L’accueil et l’accompagnement des professeur-e-s des écoles débutant-e-s sont au coeur d’une insertion professionnelle partagée avec les autres membres de la communauté éducative. En effet, les résultats montrent que la relation instituée entre accompagnant-e-s et accompagné-e-s est au coeur du processus de construction d’une identité professionnelle épanouissante. Sans pouvoir réellement interroger et intervenir sur l’histoire de chacun-e, y compris son identité de genre, il nous semble que la clinique de l’activité est un point d’ancrage fort pour comprendre cette histoire et l’insérer dans le rapport à l’autre. En ce sens, elle devrait pouvoir faire partie de la formation initiale et continue de tout formateur-trice. De la qualité de l’accompagnement va dépendre l’ouverture des PES à la réalité collective, complexe et dynamique du travail d’enseignant-e et aussi l’émergence d’un style d’action, seul à même de développer réellement le goût d’entreprendre. 



[1] Cette contribution s’insère dans une recherche collective : Un tournant professionnel ? Enjeux et logiques de recomposition de la formation enseignante menée par une équipe de sept enseignants chercheurs au sein de l’IUFM du Nord Pas-de-Calais commencée en 2010-2011. Cette recherche est prolongée par le biais d’un GRAF 2012-2015 : Genèse et (ré) ajustements des pratiques professionnelles des professeurs des écoles débutants : quelles relations variables entre les formations reçues, les contextes d’exercices et les apprentissages des élèves ?

[2] Paul, M. (2009). Autour du mot accompagnement. Recherche et Formation, 62, 91-107.

[3] Clot Y., et Faïta D (2000). Genres et styles en analyse du travail. Concepts et méthodes. Travailler, 4, 7- 42.

        [4] Clot, Y. (2008). Travail et pouvoir d’agir. Paris : PUF.
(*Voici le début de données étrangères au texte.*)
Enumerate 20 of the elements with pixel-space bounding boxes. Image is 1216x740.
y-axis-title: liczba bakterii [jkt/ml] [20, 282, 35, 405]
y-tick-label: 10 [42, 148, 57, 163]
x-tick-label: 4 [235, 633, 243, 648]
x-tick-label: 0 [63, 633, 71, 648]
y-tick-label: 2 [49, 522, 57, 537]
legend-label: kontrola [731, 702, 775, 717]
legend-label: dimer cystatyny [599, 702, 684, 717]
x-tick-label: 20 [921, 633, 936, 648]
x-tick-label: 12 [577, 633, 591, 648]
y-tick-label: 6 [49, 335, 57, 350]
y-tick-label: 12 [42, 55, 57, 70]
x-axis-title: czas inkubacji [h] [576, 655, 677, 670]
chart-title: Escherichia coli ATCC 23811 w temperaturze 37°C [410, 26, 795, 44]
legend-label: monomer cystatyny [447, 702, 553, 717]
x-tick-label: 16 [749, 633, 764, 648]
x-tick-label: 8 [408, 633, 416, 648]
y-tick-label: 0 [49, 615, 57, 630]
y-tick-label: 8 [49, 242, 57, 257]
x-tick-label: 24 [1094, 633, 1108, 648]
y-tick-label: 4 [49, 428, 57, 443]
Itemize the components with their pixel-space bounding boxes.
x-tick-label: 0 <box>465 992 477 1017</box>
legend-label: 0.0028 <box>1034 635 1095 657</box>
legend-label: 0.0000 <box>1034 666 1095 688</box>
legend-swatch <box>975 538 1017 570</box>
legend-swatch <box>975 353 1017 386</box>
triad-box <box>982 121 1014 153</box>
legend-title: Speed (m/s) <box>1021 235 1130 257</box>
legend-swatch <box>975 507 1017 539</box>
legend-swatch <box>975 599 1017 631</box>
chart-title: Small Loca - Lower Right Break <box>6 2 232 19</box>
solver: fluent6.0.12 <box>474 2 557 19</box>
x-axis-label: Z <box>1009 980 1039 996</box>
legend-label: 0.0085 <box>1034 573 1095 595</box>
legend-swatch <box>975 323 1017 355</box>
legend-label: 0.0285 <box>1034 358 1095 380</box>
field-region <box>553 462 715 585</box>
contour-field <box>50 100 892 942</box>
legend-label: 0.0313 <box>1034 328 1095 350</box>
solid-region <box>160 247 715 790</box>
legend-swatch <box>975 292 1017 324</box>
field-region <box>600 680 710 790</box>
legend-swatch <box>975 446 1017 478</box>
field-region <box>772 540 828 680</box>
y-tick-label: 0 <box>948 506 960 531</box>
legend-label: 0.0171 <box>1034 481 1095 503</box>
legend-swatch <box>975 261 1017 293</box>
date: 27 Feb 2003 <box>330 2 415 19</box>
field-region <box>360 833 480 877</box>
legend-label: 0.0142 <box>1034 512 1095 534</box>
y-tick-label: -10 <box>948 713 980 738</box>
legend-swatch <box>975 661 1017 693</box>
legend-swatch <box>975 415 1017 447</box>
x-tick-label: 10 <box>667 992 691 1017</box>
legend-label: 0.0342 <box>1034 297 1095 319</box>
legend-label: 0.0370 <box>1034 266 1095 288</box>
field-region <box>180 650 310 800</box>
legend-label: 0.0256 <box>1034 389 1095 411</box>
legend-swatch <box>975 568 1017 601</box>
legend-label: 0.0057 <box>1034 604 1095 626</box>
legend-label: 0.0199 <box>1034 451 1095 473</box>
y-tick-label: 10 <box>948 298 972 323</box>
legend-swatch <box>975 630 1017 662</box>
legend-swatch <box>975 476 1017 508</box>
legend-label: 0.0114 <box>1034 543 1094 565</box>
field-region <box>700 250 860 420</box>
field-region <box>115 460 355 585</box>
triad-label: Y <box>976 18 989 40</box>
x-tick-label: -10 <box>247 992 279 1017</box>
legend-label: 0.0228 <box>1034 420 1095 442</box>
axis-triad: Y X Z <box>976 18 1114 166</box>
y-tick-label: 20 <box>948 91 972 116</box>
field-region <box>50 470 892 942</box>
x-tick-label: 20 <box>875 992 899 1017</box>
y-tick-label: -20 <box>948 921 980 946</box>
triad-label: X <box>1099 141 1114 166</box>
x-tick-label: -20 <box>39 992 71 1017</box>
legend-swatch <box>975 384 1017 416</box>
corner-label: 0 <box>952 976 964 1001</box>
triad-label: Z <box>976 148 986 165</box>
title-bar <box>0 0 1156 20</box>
[5] Lenoir,  (2009). L’intervention éducative, un construit théorique pour analyser les pratiques d’enseignement. Nouveaux cahiers de la recherche en éducation, vol 12, 1, 9-29.

[6]Thorel, S. (à paraître, 2013). Parcours singuliers de deux professeur-e-s des écoles novices : rôle des influences et des expériences passées et présentes sur leur réussite avec les élèves. Chemins de formations, 18.

[7] Philippot, T., Baillat, G. (2009). Les enseignants du primaire face aux matières scolaires. Recherche et formation, 60, 63-74.

[7] Vergnaud, G. (1996). Au fond de l’action, la conceptualisation. In J-M. Barbier (dir.), Savoirs théoriques et savoirs d’action, 275-292.